Ummm, just to clarify, what I said is that this WG shall not
define a standard for charset (as in character encoding) requirements
of HTML and HTML user agents *unless* that standard is ISO-8859-1.
This (as you know) does not apply to the document BASESET discussion,
for which my only requirement is that HTML documents encoded in
ISO-8859-1 are not made illegal, and HTML systems that only understand
ISO-8859-1 are not made illegal.
I personally would prefer no HTML standard character set at all
(leaving the negotiation up to the transfer protocol), but I understand
now that SGML does require a BASESET character repertoire which defines
the meaning of numeric character references, and we are therefore
constrained somewhat by the SGML standard.
I therefore prefer Albert's wording of
"The document character set has been specified as ISO/IEC 10646 to make the
interpretation of numeric references clear in other character encodings and
as a basis for further internationalization, though previous specifications
of HTML were based on ISO-8859-1. Developers of software supporting other
MIME charsets than ISO-8859-1 must intepret numeric references based on
ISO/IEC 10646 as the document character set.
However, Glenn's quote from the SGML Handbook, p. 487, section
15.6 System Declaration:
"A system declaration is the complement of an SGML declaration.
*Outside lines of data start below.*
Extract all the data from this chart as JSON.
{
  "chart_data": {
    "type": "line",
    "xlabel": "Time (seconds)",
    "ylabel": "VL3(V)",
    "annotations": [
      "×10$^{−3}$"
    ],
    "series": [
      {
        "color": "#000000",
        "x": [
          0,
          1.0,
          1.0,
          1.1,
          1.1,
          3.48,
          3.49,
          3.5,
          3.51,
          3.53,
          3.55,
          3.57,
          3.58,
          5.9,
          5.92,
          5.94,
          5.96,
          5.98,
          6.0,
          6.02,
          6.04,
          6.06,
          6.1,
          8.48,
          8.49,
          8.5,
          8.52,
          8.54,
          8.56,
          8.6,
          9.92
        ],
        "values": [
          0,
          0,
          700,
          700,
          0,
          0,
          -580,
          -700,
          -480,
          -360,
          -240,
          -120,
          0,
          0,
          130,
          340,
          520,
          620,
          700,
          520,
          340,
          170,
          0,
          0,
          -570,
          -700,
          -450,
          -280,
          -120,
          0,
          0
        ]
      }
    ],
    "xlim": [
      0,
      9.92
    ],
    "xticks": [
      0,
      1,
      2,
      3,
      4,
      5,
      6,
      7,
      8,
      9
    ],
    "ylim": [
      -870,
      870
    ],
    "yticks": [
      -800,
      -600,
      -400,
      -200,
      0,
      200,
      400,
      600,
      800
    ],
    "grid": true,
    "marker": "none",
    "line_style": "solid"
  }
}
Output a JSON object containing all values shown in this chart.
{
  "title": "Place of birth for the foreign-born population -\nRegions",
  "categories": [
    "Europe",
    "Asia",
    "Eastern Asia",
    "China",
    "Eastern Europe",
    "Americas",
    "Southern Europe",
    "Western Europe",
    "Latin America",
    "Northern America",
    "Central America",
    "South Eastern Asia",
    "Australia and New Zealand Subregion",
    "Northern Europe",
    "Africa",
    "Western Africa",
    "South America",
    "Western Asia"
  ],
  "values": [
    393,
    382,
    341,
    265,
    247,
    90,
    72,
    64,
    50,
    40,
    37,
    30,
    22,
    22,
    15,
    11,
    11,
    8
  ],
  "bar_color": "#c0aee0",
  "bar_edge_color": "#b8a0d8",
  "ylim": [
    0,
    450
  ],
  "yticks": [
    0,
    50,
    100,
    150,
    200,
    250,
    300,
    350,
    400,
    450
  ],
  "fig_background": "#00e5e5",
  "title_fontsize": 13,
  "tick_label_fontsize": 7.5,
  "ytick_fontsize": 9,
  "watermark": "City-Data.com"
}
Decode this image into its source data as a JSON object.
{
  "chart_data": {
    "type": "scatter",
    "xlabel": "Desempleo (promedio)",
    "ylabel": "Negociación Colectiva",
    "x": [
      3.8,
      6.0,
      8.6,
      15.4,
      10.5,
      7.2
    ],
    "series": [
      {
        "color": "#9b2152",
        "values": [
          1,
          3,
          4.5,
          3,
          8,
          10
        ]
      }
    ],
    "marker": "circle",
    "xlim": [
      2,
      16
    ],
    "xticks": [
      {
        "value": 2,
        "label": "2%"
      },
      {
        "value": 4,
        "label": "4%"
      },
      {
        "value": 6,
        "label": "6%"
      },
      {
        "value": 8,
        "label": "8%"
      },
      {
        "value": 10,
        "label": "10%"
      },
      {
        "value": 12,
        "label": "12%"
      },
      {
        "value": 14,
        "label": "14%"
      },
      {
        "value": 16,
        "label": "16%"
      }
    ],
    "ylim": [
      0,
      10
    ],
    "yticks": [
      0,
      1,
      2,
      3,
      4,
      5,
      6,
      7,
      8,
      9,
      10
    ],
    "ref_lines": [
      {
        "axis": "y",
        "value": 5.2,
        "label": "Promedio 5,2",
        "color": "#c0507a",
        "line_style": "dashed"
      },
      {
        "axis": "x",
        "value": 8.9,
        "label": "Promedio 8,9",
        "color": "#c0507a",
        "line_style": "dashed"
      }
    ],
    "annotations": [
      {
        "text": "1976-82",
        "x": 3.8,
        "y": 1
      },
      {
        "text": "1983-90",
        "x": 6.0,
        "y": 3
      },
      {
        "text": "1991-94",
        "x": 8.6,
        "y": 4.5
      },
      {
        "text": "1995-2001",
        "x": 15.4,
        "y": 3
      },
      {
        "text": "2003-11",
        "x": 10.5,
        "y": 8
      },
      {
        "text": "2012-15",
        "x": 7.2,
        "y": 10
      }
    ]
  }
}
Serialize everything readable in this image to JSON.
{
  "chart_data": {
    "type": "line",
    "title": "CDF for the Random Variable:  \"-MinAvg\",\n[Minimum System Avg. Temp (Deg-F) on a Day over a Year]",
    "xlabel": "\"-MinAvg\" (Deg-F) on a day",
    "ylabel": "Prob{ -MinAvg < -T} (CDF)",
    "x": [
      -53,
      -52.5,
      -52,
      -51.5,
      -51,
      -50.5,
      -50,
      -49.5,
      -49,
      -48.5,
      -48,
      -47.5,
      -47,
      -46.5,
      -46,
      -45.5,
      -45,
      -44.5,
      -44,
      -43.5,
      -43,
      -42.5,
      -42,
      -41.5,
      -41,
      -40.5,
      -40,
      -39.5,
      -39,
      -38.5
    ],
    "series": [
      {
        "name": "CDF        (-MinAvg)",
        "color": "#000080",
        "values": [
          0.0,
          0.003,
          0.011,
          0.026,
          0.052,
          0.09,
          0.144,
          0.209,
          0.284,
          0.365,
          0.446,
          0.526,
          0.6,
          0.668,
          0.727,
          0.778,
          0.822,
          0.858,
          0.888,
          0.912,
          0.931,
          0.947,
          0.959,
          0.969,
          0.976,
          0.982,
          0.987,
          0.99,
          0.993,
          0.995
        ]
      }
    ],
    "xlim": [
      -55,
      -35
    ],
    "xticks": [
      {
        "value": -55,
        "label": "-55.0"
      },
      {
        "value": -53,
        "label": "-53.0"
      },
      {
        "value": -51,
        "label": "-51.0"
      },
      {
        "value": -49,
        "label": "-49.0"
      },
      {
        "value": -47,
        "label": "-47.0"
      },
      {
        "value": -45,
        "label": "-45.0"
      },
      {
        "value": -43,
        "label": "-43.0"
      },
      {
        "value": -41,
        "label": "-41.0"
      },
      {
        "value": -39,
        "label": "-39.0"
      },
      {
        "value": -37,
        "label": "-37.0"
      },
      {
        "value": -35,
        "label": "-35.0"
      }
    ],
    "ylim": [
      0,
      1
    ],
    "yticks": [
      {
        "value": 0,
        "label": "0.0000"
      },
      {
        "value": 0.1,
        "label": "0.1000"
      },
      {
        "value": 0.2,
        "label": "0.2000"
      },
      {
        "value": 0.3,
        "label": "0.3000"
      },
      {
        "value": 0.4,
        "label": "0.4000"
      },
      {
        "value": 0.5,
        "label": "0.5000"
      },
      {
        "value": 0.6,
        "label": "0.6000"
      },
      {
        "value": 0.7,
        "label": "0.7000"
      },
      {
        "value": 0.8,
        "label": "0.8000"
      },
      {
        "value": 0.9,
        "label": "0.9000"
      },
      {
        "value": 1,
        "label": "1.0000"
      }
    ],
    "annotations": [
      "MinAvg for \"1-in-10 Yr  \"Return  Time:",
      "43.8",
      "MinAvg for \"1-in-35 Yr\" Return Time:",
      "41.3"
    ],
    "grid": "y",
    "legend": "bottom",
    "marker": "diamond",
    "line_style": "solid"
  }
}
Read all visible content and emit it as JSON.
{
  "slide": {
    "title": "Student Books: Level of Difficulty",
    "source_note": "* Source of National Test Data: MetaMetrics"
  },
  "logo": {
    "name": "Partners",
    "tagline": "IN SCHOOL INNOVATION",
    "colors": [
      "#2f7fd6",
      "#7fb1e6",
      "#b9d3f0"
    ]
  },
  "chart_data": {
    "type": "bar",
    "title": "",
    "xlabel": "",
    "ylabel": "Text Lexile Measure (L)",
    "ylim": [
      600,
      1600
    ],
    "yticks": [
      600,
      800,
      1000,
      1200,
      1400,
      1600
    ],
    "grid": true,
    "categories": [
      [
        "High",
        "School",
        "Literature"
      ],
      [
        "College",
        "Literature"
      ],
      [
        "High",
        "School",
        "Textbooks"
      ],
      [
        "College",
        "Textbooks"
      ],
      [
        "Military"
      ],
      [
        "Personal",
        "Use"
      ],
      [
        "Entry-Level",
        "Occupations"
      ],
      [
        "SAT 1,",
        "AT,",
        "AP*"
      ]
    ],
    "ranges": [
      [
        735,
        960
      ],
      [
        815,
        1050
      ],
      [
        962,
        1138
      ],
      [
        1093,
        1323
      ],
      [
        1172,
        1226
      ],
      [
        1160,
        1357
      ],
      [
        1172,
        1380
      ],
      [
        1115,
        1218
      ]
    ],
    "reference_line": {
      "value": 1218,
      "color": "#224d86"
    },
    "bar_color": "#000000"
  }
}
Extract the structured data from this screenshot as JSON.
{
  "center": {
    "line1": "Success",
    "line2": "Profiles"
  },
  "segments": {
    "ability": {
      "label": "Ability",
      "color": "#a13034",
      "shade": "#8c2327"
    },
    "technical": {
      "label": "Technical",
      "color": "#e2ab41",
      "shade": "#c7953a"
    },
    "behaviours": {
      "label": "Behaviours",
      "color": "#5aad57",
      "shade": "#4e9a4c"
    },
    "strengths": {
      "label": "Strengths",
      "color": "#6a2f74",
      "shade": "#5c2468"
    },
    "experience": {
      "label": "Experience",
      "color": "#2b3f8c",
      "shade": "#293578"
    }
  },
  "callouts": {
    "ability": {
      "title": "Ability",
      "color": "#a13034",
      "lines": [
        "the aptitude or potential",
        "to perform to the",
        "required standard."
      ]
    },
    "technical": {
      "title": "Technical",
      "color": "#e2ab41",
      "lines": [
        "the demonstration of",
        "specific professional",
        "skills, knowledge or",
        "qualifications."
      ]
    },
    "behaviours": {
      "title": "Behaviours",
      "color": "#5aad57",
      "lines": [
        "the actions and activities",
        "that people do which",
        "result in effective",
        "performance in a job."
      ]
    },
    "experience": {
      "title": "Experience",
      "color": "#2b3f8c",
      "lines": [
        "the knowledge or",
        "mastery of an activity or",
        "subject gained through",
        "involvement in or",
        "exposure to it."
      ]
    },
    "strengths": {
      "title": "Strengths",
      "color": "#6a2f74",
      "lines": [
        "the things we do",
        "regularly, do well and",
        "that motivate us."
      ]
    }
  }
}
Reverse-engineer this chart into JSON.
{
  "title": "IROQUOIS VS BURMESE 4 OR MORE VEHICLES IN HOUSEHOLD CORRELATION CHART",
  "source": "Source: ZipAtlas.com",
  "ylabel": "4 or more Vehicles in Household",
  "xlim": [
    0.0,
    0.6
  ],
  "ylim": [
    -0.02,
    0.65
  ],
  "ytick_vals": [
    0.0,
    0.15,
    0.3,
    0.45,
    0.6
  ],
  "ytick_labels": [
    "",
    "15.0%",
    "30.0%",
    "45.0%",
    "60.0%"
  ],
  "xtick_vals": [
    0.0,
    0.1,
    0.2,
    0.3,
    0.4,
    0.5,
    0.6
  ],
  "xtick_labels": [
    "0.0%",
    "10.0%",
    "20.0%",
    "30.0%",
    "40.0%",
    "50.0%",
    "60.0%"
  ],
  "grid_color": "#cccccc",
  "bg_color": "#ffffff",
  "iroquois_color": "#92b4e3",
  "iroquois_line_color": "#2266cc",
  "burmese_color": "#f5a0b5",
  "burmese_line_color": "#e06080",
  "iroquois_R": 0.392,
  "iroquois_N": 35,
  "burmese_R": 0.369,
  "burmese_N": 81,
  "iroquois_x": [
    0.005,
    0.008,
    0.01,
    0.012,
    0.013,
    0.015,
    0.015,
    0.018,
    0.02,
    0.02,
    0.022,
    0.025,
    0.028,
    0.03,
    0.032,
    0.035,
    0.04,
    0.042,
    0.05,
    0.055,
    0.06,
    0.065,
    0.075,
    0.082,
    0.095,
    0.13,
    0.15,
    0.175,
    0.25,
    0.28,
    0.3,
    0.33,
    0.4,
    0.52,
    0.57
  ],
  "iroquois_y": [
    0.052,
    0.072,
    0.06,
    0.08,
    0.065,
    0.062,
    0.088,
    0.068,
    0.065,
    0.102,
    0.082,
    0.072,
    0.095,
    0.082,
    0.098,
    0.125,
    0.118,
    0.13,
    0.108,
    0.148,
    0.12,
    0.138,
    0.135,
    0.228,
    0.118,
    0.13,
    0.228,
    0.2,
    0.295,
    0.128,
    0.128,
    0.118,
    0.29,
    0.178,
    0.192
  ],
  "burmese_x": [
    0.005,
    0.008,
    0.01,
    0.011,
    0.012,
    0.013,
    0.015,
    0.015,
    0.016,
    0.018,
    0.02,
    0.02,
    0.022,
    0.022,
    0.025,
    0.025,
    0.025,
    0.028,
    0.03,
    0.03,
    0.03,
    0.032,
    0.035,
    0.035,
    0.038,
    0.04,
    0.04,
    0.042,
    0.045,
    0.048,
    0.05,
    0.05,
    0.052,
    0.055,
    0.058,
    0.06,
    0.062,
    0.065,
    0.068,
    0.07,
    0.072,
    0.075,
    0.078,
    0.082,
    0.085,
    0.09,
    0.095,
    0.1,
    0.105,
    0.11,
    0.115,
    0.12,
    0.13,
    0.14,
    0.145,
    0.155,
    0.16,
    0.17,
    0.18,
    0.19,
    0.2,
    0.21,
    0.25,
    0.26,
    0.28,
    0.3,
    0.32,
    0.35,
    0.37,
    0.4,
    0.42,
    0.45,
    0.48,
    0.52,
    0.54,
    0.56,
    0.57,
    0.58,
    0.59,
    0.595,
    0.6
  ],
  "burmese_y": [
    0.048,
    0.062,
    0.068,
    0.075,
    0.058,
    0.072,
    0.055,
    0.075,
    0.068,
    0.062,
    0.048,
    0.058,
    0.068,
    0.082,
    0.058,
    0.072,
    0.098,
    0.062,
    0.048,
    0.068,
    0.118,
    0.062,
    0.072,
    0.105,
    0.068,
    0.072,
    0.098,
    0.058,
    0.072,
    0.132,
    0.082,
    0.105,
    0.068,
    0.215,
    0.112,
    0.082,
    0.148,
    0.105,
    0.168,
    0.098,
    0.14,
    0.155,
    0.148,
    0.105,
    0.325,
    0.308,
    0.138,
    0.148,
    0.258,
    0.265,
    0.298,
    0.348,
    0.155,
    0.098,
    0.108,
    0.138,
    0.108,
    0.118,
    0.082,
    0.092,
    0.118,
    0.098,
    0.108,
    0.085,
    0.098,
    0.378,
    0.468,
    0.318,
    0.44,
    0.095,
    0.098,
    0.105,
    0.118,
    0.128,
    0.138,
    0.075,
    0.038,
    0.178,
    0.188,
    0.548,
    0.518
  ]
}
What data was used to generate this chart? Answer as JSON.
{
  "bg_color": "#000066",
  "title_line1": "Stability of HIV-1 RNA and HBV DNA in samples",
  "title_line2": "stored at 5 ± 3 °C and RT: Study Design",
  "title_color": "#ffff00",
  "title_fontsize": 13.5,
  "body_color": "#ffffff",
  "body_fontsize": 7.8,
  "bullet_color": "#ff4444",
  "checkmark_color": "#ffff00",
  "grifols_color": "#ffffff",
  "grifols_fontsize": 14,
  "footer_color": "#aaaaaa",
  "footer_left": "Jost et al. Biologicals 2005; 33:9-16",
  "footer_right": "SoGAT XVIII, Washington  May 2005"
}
While an SGML declaration identifies the features that a parser
requires in order to deal with a particular document, the system
declaration identifies the set of SGML declarations that a system
can deal with."
would indicate (to me) that an ordinary BASESET of ISO/IEC 10646
requires that conforming parsers be capable of dealing with characters
greater than 255.
Therefore, I would not mind changing the 2.0 declaration to specify
ISO/IEC 10646 as the BASESET, but only if characters > 255 are
marked as UNUSED.
....Roy T. Fielding Department of ICS, University of California, Irvine USA
<fielding@ics.uci.edu>
<URL:http://www.ics.uci.edu/dir/grad/Software/fielding>